Derechos colectivos y derechos de la madre tierra
La mesa 18 trabajó durante dos días en intensas reuniones de trabajo y discusión. Fueron denunciados otros casos, como por ejemplo las actividades mineras en Corocoro, en el norte de La Paz o el caso de la mina Mutún. Se analizaron los distintos proyectos de explotación petrolera en los territorios indígenas, como en los territorios Lliquimuni, también en el norte de la Paz, o en territorio Guaraní. Se ilustraron, finalmente, los proyectos hidroeléctricos en la Amazonía con los proyectos en el Río Madera, Cachuela Esperanza y El Bala.
Tras los días de labores, la mesa 18 produjo un documento cuya redacción final fue el fruto de una larga asamblea participativa, ordenada, paciente.

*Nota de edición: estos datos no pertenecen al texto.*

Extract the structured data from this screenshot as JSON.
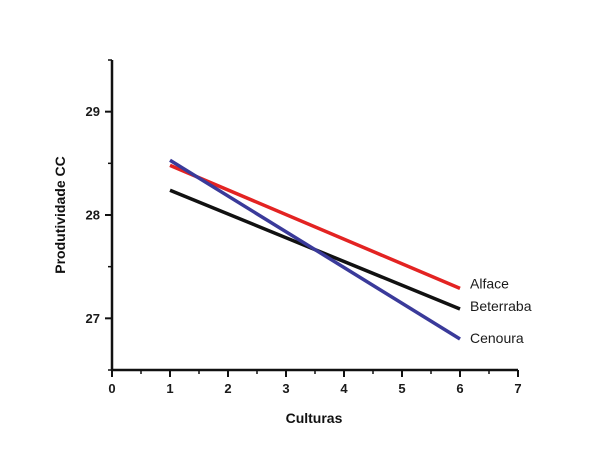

Se discutió cada frase, cada palabra, para que el documento final pudiera iniciar con la siguiente frase: “Esta mesa convocada por el CONAMAQ representa a los pueblos del mundo”. Al mundo entero quizás no, pero sin duda a todos los presentes en las actividades de esos dos días.

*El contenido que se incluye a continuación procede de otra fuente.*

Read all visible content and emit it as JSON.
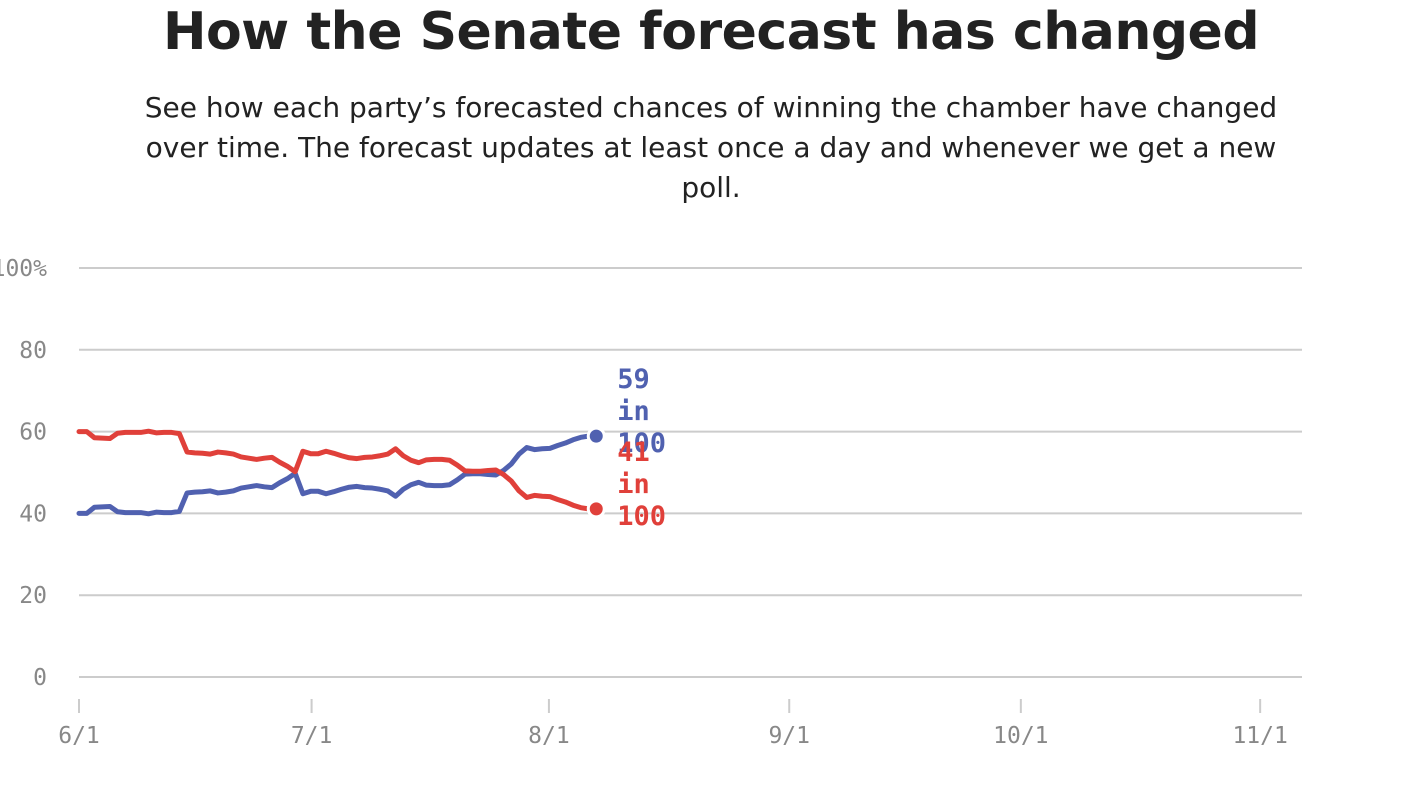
{
  "title": "How the Senate forecast has changed",
  "subtitle": "See how each party’s forecasted chances of winning the chamber have changed over time. The forecast updates at least once a day and whenever we get a new poll.",
  "chart_data": {
    "type": "line",
    "title": "How the Senate forecast has changed",
    "xlabel": "",
    "ylabel": "",
    "x_tick_labels": [
      "6/1",
      "7/1",
      "8/1",
      "9/1",
      "10/1",
      "11/1"
    ],
    "y_tick_labels": [
      "0",
      "20",
      "40",
      "60",
      "80",
      "100%"
    ],
    "y_ticks": [
      0,
      20,
      40,
      60,
      80,
      100
    ],
    "ylim": [
      0,
      100
    ],
    "x_range_days_from_june_1": [
      0,
      158
    ],
    "grid": true,
    "legend": "none",
    "x": [
      "6/1",
      "6/2",
      "6/3",
      "6/4",
      "6/5",
      "6/6",
      "6/7",
      "6/8",
      "6/9",
      "6/10",
      "6/11",
      "6/12",
      "6/13",
      "6/14",
      "6/15",
      "6/16",
      "6/17",
      "6/18",
      "6/19",
      "6/20",
      "6/21",
      "6/22",
      "6/23",
      "6/24",
      "6/25",
      "6/26",
      "6/27",
      "6/28",
      "6/29",
      "6/30",
      "7/1",
      "7/2",
      "7/3",
      "7/4",
      "7/5",
      "7/6",
      "7/7",
      "7/8",
      "7/9",
      "7/10",
      "7/11",
      "7/12",
      "7/13",
      "7/14",
      "7/15",
      "7/16",
      "7/17",
      "7/18",
      "7/19",
      "7/20",
      "7/21",
      "7/22",
      "7/23",
      "7/24",
      "7/25",
      "7/26",
      "7/27",
      "7/28",
      "7/29",
      "7/30",
      "7/31",
      "8/1",
      "8/2",
      "8/3",
      "8/4",
      "8/5",
      "8/6",
      "8/7"
    ],
    "series": [
      {
        "name": "",
        "color": "#5061b0",
        "end_label": [
          "59",
          "in",
          "100"
        ],
        "values": [
          40.0,
          40.0,
          41.5,
          41.6,
          41.7,
          40.4,
          40.2,
          40.2,
          40.2,
          39.9,
          40.3,
          40.2,
          40.2,
          40.5,
          45.0,
          45.2,
          45.3,
          45.5,
          45.0,
          45.2,
          45.5,
          46.2,
          46.5,
          46.8,
          46.5,
          46.3,
          47.5,
          48.5,
          49.8,
          44.8,
          45.4,
          45.4,
          44.8,
          45.3,
          45.9,
          46.4,
          46.6,
          46.3,
          46.2,
          45.9,
          45.5,
          44.2,
          45.9,
          47.0,
          47.6,
          46.9,
          46.8,
          46.8,
          47.0,
          48.2,
          49.6,
          49.7,
          49.7,
          49.5,
          49.4,
          50.5,
          52.1,
          54.5,
          56.1,
          55.6,
          55.8,
          55.9,
          56.6,
          57.2,
          58.0,
          58.6,
          58.9,
          58.9
        ]
      },
      {
        "name": "",
        "color": "#e0403a",
        "end_label": [
          "41",
          "in",
          "100"
        ],
        "values": [
          60.0,
          60.0,
          58.5,
          58.4,
          58.3,
          59.6,
          59.8,
          59.8,
          59.8,
          60.1,
          59.7,
          59.8,
          59.8,
          59.5,
          55.0,
          54.8,
          54.7,
          54.5,
          55.0,
          54.8,
          54.5,
          53.8,
          53.5,
          53.2,
          53.5,
          53.7,
          52.5,
          51.5,
          50.2,
          55.2,
          54.6,
          54.6,
          55.2,
          54.7,
          54.1,
          53.6,
          53.4,
          53.7,
          53.8,
          54.1,
          54.5,
          55.8,
          54.1,
          53.0,
          52.4,
          53.1,
          53.2,
          53.2,
          53.0,
          51.8,
          50.4,
          50.3,
          50.3,
          50.5,
          50.6,
          49.5,
          47.9,
          45.5,
          43.9,
          44.4,
          44.2,
          44.1,
          43.4,
          42.8,
          42.0,
          41.4,
          41.1,
          41.1
        ]
      }
    ]
  }
}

En el documento final, dejan en claro que “la mesa número 18 se constituyó como un espacio necesario de reflexión y denuncia en el marco de la Conferencia Mundial de los Pueblos sobre el Cambio Climático y los Derechos de la Madre Tierra, a fin de profundizar la lectura sobre los efectos locales del capitalismo industrial global”. Asimismo, no esconden su postura frente a la conferencia oficial: “Asumimos la responsabilidad de cuestionar a los regímenes latinoamericanos denominados populares y a la lógica depredadora y consumista, la lógica de la muerte del desarrollismo y del neo extractivismo”.
En esta mesa se reconoció también la existencia de un proceso transformador en Bolivia y señalaron que para garantizar que este proceso se profundice y se extienda como un ejemplo alentador a todo el continente y a los pueblos del mundo, es necesario visibilizar las contradicciones existentes, reflejadas en los conflictos socioambientales.

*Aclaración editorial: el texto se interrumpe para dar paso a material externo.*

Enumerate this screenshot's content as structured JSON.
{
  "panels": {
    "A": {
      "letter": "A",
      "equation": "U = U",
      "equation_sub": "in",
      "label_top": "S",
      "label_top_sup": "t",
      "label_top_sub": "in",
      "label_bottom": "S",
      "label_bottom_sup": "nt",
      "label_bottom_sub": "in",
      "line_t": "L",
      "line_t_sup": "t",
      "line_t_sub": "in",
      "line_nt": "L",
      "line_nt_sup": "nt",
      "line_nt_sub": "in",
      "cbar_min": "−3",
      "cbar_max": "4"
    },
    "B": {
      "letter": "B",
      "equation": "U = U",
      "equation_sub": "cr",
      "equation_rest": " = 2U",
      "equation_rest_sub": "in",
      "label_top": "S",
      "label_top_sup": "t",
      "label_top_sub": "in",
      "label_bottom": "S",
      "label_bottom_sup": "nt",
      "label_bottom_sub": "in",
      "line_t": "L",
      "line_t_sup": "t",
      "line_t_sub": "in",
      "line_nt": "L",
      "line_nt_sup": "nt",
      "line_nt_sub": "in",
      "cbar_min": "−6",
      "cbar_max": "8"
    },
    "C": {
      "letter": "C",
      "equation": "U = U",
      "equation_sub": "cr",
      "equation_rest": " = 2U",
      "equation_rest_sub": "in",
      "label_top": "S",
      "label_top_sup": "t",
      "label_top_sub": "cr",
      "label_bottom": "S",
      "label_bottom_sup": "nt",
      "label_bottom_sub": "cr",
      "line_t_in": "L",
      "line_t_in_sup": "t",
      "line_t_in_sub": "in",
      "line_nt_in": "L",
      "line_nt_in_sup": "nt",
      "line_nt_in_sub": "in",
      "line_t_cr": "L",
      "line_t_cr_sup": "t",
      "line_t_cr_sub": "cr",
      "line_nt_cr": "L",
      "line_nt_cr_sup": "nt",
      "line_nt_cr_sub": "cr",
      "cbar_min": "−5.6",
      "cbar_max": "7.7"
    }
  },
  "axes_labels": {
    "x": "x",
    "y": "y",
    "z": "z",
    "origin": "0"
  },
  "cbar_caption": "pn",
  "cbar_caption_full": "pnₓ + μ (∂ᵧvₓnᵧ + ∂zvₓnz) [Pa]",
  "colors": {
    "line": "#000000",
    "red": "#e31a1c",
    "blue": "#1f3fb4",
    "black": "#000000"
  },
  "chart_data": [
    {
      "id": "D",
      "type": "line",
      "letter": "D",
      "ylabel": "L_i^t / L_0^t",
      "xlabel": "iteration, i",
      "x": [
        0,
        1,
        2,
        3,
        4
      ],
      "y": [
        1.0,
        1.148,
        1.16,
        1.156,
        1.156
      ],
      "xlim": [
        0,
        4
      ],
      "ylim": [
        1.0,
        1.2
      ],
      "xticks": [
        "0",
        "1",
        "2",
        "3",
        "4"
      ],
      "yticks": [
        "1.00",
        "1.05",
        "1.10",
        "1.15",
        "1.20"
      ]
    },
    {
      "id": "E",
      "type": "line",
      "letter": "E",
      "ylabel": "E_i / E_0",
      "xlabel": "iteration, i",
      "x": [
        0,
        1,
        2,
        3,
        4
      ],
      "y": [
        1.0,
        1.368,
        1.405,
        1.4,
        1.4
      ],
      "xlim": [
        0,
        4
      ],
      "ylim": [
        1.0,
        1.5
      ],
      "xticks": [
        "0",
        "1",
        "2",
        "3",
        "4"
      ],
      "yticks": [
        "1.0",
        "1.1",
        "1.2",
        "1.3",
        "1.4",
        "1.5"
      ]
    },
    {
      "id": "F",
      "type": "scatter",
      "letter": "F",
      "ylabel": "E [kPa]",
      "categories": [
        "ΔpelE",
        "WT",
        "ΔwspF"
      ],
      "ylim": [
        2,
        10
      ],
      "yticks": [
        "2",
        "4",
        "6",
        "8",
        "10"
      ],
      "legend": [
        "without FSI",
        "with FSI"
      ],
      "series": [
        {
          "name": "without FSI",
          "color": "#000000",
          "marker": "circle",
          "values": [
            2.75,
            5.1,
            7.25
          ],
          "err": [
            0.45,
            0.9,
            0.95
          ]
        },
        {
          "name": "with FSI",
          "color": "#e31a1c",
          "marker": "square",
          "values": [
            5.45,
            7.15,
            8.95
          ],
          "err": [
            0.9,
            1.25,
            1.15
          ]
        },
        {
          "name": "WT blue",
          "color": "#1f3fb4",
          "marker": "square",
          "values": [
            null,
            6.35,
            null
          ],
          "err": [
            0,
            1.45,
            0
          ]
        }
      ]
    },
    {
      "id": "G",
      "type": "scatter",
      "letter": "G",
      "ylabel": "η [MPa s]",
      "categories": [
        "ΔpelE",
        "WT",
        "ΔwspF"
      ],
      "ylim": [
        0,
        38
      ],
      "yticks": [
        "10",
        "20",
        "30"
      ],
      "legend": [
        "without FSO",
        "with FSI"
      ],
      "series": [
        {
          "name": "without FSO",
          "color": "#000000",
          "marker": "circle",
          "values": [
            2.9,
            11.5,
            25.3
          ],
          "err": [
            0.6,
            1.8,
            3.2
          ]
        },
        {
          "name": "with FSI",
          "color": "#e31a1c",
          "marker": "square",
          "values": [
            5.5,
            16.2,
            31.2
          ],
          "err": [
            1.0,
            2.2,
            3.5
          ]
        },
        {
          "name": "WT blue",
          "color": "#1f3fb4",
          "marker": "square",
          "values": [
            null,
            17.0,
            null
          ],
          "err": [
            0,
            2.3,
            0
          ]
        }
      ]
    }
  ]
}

Finalmente, los participantes de la mesa 18 afirmaron en su documento final: “Repudiamos al imperialismo, a las transnacionales y a los gobiernos del denominado progresismo latinoamericano que impulsan proyectos de energía y mega infraestructura de la Iniciativa para la Integración de la Infraestructura Regional Suramericana (IIRSA) en todos los territorios latinoamericanos –especialmente territorios indígenas y áreas protegidas– diseñados por bancos, empresarios y constructores privados con una visión neoliberal y explotadora”.